4 sont des eaux rendues potables par traitement. Comme l'est d'ailleurs l'eau du robinet: une eau à 60% d'origine souterraine et à 40% en provenance des rivières, lacs, fleuves... Ces eaux dites de surface étant plus exposées aux diverses pollutions, elles sont effectivement traitées avant d'arriver à nos robinets. Des processus de filtration sont utilisés, ainsi que du chlore (en quantité maîtrisée et faible, donc sans risque pour la santé).
Eau minérale traitée, eau minérale quand même?
Le propre de l'eau embouteillée de source ou minérale est donc d'être suffisamment pure pour ne pas nécessiter de traitement. C'est la raison pour laquelle l'utilisation de procédés de filtration par certaines marques d'eau fait scandale: si l'eau en bouteille est traitée de la même manière que l'eau du robinet, quel intérêt, pour le consommateur, d'en payer le prix fort? Rappelons que l'eau en bouteille est 100 à 300 fois plus chère que l'eau du robinet.
Sur ce point, Nathalie Karpel Vel Leitner, directrice de recherche au CNRS et spécialiste des dépollutions de l'eau, contactée par RMC Conso, nuance:
"L'eau en bouteille reste à l'origine bien plus pure que l'eau du robinet, elle provient uniquement d'eau souterraine mieux protégée car prélevée à des profondeurs plus importantes. Moins impactée par l'activité humaine elle contient forcément moins de micropolluants."
"La microfiltration a eu pour but principalement de prévenir le risque bactériologique, le problème étant que si la ressource est contaminée et qu'elle nécessite un traitement, soit on autorise le traitement, soit on interdit la vente de ces eaux," affirme-t-elle.
Les eaux minérales ont malgré tout un intérêt majeur: la stabilité de leur composition minérale. "Les eaux minérales ont des compositions intéressantes pour traiter certaines fragilités et peuvent être recommandées par des médecins," explique la spécialiste. Des eaux riches en magnésium, par exemple, sont préconisées pour les problèmes de transit.
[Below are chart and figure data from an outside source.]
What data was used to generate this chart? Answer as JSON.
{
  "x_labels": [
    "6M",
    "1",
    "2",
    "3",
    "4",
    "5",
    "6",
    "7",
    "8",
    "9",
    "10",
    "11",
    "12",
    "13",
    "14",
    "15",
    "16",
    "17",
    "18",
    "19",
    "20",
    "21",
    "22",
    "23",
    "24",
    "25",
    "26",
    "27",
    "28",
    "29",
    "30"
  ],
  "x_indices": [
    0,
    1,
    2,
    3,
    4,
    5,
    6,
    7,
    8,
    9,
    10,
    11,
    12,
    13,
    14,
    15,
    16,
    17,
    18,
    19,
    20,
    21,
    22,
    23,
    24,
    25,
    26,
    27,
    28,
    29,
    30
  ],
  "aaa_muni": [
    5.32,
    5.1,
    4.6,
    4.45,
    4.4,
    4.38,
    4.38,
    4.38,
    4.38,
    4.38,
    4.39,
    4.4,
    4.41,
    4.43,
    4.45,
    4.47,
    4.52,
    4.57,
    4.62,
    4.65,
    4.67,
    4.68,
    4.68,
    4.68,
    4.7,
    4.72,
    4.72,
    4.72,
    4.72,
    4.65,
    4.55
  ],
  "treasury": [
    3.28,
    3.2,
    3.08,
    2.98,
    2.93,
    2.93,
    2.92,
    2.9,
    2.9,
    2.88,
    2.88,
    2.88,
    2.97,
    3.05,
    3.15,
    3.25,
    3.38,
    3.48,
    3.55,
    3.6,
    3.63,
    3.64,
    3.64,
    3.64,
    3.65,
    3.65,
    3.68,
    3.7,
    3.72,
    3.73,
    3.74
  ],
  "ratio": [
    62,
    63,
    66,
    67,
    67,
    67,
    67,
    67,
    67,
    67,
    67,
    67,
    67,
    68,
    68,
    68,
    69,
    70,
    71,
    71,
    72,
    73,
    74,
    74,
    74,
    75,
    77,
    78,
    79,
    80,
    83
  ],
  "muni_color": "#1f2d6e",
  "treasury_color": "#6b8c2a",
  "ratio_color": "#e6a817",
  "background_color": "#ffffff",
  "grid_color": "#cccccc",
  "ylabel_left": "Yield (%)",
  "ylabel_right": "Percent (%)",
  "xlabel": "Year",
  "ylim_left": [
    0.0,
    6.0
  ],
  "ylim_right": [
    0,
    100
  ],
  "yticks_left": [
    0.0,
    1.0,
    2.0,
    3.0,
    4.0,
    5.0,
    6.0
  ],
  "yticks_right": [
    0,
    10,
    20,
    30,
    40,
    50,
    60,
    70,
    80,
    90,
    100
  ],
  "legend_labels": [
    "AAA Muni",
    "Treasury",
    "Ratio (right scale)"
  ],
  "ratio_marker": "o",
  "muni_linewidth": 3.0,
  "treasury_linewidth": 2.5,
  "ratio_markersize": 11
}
Mais attention, les eaux trop minéralisées peuvent être néfastes si elles sont consommées à trop long terme (entraîner des problèmes rénaux notamment). D'où la recommandation de varier les eaux et de choisir des eaux peu minéralisées si on n'a pas de pathologie.
L'eau du robinet, 2euros par an
L'eau du robinet peut être un bon compromis: alliée du pouvoir d'achat, elle ne coûte que 2 euros par an et est bien plus écologique que l'eau en bouteille. La méfiance persistante à son égard n'est pas justifiée selon les experts.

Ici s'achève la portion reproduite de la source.